Because puppeteers are often “on the ground or sliding across the floor with your arm in the air,” sometimes for eight to 10 hours a day, she stretches and exercises daily and takes dance classes whenever she can.
For her first decade on “Sesame Street,” Arciero did 110 one-hour shows a year and when she became a mom, she took her two young sons to the set. “‘Sesame Street’ and all the shows I worked on [“Allegra’s Window,” “Between the Lions,” “Blues Clues”] were very kind to children,” she says. “I was able to have my sons be part of my working life.”
Arciero discovered puppetry when pursuing her bachelor’s in dance and drama at the University of Hawaii. Kermit Love, who designed and built muppets for “Sesame Street,” taught Introduction to Puppetry in the summer. “A bell went off and I thought `this is what I’m supposed to do,’” she says.

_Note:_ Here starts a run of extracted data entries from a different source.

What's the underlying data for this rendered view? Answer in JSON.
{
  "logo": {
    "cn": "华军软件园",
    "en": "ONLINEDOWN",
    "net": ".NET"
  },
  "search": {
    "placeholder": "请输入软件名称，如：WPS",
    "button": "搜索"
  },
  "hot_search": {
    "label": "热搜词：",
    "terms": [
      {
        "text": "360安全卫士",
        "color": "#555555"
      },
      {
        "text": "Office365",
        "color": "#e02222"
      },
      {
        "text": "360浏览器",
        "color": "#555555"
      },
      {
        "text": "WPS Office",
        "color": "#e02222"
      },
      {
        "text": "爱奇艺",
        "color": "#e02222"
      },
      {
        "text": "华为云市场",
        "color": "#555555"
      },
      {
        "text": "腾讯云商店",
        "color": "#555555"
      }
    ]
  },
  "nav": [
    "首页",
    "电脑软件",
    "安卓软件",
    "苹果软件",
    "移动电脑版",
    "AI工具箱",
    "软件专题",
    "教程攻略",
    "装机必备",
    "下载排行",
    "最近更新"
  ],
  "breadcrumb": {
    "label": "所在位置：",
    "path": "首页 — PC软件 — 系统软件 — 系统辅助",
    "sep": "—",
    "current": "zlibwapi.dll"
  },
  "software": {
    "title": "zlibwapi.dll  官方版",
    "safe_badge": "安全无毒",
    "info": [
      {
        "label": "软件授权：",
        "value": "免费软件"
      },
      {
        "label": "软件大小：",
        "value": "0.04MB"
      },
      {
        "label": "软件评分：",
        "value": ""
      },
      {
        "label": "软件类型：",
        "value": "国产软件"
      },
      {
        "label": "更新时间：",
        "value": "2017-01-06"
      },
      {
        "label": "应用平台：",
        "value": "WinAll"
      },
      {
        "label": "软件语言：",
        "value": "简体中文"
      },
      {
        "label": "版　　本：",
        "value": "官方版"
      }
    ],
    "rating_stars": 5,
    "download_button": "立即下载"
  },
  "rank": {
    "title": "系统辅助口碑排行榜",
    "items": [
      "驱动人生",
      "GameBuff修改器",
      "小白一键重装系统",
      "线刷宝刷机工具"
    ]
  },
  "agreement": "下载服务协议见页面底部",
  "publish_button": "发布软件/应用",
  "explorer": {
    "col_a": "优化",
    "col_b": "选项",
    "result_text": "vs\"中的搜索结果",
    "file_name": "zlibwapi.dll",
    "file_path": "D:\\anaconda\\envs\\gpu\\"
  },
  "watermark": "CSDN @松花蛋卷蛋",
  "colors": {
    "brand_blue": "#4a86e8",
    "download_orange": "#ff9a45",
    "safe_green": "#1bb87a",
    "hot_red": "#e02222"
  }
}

She pursued her master’s in puppetry at UConn, drawn to the breadth and depth of the program. “I met the best people at UConn,” she says, noting the program invited artists from around the globe to teach – “people like Albrecht Roser, the world’s best marionettist.” The same was true, she says, of her fellow students who became lifelong friends, like Bart. P. Roccoberton, Jr. who runs UConn’s puppetry program, and performers and artists who went on to long, stellar careers.
Arciero has traveled the U.S. and the world directing and choreographing live “Sesame Street” shows at theme parks; training other puppeteers, including South African puppeteers working on a reboot of “Takalani Sesame;” and teaching puppetry at universities. She is also artistic director of the Eugene O’Neill Theater’s National Puppetry Conference.
Arciero says she loves so many things about “Sesame Street,” the diversity of its puppets and human characters, the way it addresses big topics. The show recently did an outreach video on homelessness and food insecurity that emphasized that home is where your family is, home is where you love. “That was very moving,” she says. “I love my job and there have been so many lovely moments.”
One of her favorite parts of her work is the wonder that happens when children interact with “Sesame Street” characters live. “They never see us; they just see the puppet,” she says. “They don’t even realize we’re talking. It’s not like we’re not moving our mouths. That’s the magic. It’s just the character they see.”
Arciero took part in a “Sesame Street” tour for children in New Orleans after Hurricane Katrina. “I think all of us are here on the planet to make things a little better for each other and that kind of work, it’s the best.”